Everard heard Denison thunder in the best tent-meeting style, using a dialect he could barely follow:

"O infamous vessel of iniquity, heaven's anger is upon you! Do you believe that your least thought, though it skulk in the darkness which begot it, was ever hidden from the Day's Eye? Do you believe that almighty Ahuramazda would permit a deed so foul as you plot. . . ."

Everard didn't listen. He strayed into his own thoughts: Harpagus was probably somewhere in this very city, full of his youth and unridden as yet by guilt. Now he would never bear that burden. He would never lay a child upon the mountain and lean on his spear as it cried and shivered and finally became still. He would revolt in the future, for his own reasons, and become the Chiliarch of Cyrus, but he would not die in his enemy's arms in a haunted forest; and a certain Persian, whose name Everard did not know, would also be spared a Greek sword and a slow falling into emptiness.

Yet the memory of two men whom I killed is printed on my brain cells; there is a thin white scar on my leg; Keith Denison is forty-seven years old and has learned to think like a king. 

". . . Know, Astyages, that this child Cyrus is favored of heaven. And heaven is merciful: you have been warned that if you stain your soul with his innocent blood, the sin can never be washed away. Leave Cyrus to grow up in Anshan, or burn forever with Ahriman! Mithras has spoken!"

Astyages groveled, beating his head on the floor.

"Let's go," said Denison in English.

Everard hopped to Persian hills, thirty-six years futureward. Moonlight fell upon cedars near a road and a stream. It was cold, and a wolf howled.

He landed the scooter, got off and began to remove his costume. Denison's bearded face came out of the mask, with strangeness written upon it. "I wonder," he said. His voice was nearly lost in the silence under the mountains. "I wonder if we didn't throw too much of a scare into Astyages. History does record that he gave Cyrus a three-year fight when the Persians revolted."

"We can always go back to the outbreak of the war and provide a vision encouraging him to resist," said Everard, straggling to be matter-of-fact; for there were ghosts around him. "But I don't believe that'll be necessary. He'll keep hands off the prince, but when a vassal rebels, well, he'll be mad enough to discount what by then will seem like a dream. Also, his own nobles, Median vested interests, would hardly allow him to give in. But let's check up. Doesn't the King lead a procession at the winter solstice festival?"
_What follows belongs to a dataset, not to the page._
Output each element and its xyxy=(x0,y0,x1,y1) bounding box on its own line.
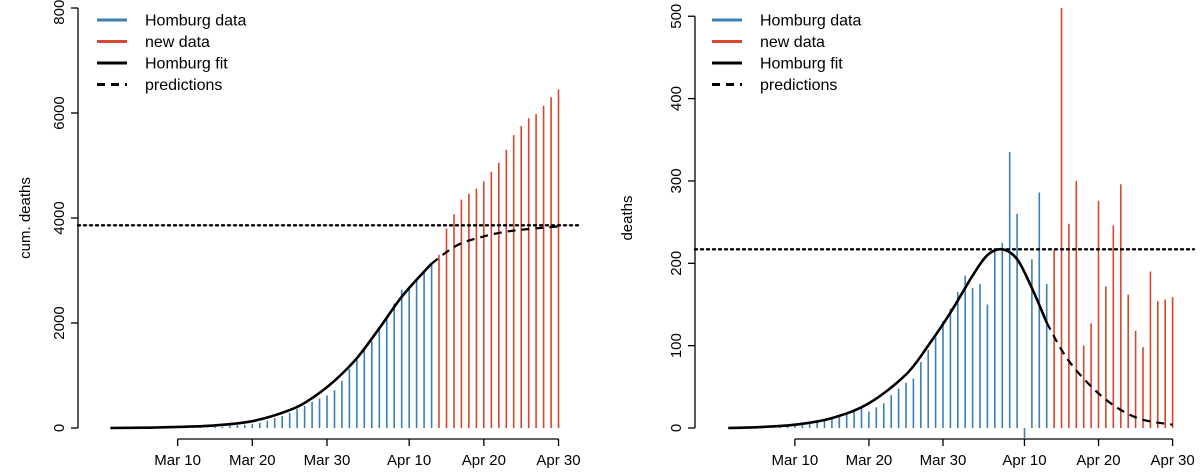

"Yeah. Let's go. Quickly."

And the sunlight burned around them, high above Pasargadae. They left their machine hidden and walked down on foot, two travelers among many streaming in to celebrate the Birthday of Mithras. On the way, they inquired what had happened, explaining that they had been long abroad. The answers satisfied them, even in small details which Denison's memories recorded but the chronicles hadn't mentioned.

At last they stood under a frosty-blue sky, among thousands of people, and salaamed when Cyrus the Great King rode past with his chief courtiers Kobad, Croesus, and Harpagus, and the pride and pomp and priesthood of Persia followed.

"He's younger than I was," whispered Denison. "He would be, I guess. And a little smaller . . . different face entirely, isn't it? . . . but he'll do."

"Want to stay for the fun?" asked Everard.

Denison drew his cloak around him. The air was bitter. "No," he said. "Let's go back. It's been a long time. Even if it never happened."

"Uh-huh." Everard seemed more grim than a victorious rescuer should be. "It never happened."